Avec son soutien indéfectible à Israël et ses positions plus fermes sur le Proche-Orient, Mitt Romney pourrait être considéré comme un interlocuteur plus conciliant que Barack Obama, estiment nombre d’observateurs internationaux. D’autant qu’avec Benjamin Nethanyahou, Mitt Romney arrive en terrain conquis : les deux hommes se sont croisés en 1976 dans les bureaux de la société de conseils Boston Consulting Group, où ils ont tous deux travaillé.

Mais cette visite en Israël a également pour but de s’attirer les faveurs de l’électorat américain. Si les juifs américains votent en large majorité démocrate (à 78% lors de l’élection présidentielle de 2008), le camp républicain espère néanmoins affaiblir leur soutien à Barack Obama dans plusieurs États, dont celui, décisif, de Floride. Et par la même occasion ranger de son côté les chrétiens conservateurs pas encore acquis à sa cause. "Les évangélistes sont généralement pro-israéliens et ils soutiendront le réchauffement des relations israélo-américaines prôné par Romney", prédit John Fortier.

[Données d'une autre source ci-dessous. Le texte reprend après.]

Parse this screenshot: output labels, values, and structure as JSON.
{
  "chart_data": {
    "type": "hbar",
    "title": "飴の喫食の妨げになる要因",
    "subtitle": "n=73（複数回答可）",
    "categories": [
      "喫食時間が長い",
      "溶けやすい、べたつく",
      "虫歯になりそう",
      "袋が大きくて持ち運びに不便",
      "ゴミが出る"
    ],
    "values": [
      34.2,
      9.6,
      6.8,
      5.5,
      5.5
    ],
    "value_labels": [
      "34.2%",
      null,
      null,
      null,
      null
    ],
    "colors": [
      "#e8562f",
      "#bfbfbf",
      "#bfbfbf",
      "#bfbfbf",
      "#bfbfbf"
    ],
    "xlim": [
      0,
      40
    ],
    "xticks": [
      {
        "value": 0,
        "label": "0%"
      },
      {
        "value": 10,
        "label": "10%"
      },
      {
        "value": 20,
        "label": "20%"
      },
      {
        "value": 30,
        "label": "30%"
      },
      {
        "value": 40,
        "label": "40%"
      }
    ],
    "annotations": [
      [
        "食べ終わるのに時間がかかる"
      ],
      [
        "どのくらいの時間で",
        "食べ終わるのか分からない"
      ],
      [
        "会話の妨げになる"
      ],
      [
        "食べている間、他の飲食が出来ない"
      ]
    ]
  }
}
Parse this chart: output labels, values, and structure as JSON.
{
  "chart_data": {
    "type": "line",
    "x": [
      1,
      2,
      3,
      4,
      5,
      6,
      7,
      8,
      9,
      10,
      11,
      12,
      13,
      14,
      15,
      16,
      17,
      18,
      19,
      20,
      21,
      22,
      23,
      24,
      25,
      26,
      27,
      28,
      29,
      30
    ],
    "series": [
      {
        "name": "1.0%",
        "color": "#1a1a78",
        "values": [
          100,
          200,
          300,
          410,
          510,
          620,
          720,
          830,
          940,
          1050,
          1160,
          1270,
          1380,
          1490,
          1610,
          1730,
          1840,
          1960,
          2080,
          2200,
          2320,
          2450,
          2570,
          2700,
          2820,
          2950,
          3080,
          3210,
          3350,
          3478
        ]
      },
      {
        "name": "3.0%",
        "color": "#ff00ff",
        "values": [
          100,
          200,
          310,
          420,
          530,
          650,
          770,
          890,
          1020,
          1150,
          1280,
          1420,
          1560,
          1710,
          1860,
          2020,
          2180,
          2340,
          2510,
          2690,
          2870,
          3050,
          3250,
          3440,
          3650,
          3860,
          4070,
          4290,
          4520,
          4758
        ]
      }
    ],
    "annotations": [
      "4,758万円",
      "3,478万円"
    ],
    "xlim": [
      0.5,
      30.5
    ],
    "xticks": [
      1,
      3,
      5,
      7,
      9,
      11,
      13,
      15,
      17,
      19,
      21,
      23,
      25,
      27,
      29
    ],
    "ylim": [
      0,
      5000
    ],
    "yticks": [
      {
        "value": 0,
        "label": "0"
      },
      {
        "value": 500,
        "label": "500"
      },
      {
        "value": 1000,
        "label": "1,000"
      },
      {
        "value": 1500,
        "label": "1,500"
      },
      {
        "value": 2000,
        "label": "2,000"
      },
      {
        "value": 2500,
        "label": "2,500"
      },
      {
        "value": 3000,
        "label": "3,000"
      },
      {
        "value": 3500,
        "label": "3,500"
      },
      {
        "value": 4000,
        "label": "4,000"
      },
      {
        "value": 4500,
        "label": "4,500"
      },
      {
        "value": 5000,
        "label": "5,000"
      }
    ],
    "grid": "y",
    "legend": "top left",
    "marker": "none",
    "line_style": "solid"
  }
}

Mitt Romney a cependant encore beaucoup de choses à prouver. Si le candidat républicain a insisté à plusieurs reprises sur le fait que sa stratégie au Proche-Orient serait à l’opposée de celle de Barack Obama, il est temps pour lui de préciser sa pensée et de détailler sa vision – notamment en ce qui concerne le conflit en Syrie et la possible offensive israélienne en Iran.

Marquer des points en Pologne

Troisième et non moins importante étape de sa tournée, la Pologne sera une occasion en or pour le républicain de reprendre la main sur la politique étrangère. Mitt Romney doit rencontrer l’ancien président polonais et fondateur du mouvement Solidarnosc, Lech Walesa, qui avait refusé de rencontrer Barack Obama en 2011. Romney devrait y louer la croissance polonaise, preuve de l’efficacité du libre-échange prôné par les républicains, tandis que sa fermeté à l’égard de la Russie ne devrait pas être pour déplaire aux Polonais.

Mais Michael O’Hanlon avertit que "si Romney use de nouveau de la rhétorique anti-russe qu’il affectionnait il y a quelques mois, cela peut le rendre vulnérable". En mars dernier sur la chaîne d’information CNN, le candidat avait en effet qualifié la Russie "d’ennemi géopolitique numéro un" des États-Unis, provoquant les critiques acerbes de nombres d’experts politiques internationaux.

De son côté, John Fortier estime que "le plus grand risque [de la tournée internationale de Romney] reste ce moment où il pourrait faire preuve d’inexpérience, dévoilerait ses failles en matière de politique étrangère ou se retrouverait au cœur d’une polémique."

C’est chose faite. À Londres, Romney ainsi que son équipe de campagne ont trébuché… et pas qu’une fois. Ce jeudi 26 juillet, le candidat républicain à la Maison Blanche a exprimé des réserves sur l’organisation des Jeux olympiques londonien, évoquant des "histoires déconcertantes" sur la sécurité et les conditions de travail. Sans parler de la controverse qui a éclaté après la publication d’un article le 25 juillet, dans le journal britannique Daily Telegraph, qui citait sous couvert d'anonymat deux conseillers de Mitt Romney accusant Barack Obama d'ignorer "l'héritage anglo-saxon" des Etats-Unis.

Démentis par le candidat républicain, ces propos n’en ont pas moins soulevé la colère des équipes du chef de l’État américain et la surprise de la presse britannique. "Ces déclarations peuvent être comprises comme une attaque voilée contre l'appartenance raciale du premier président noir des États-Unis", remarque le Telegraph. Une affaire qui fait tâche alors que la règle tacite aux États-Unis veut que les candidats à la présidentielle n'évoquent pas des affaires de politiques intérieures dans le cadre de voyage diplomatique à l'étranger.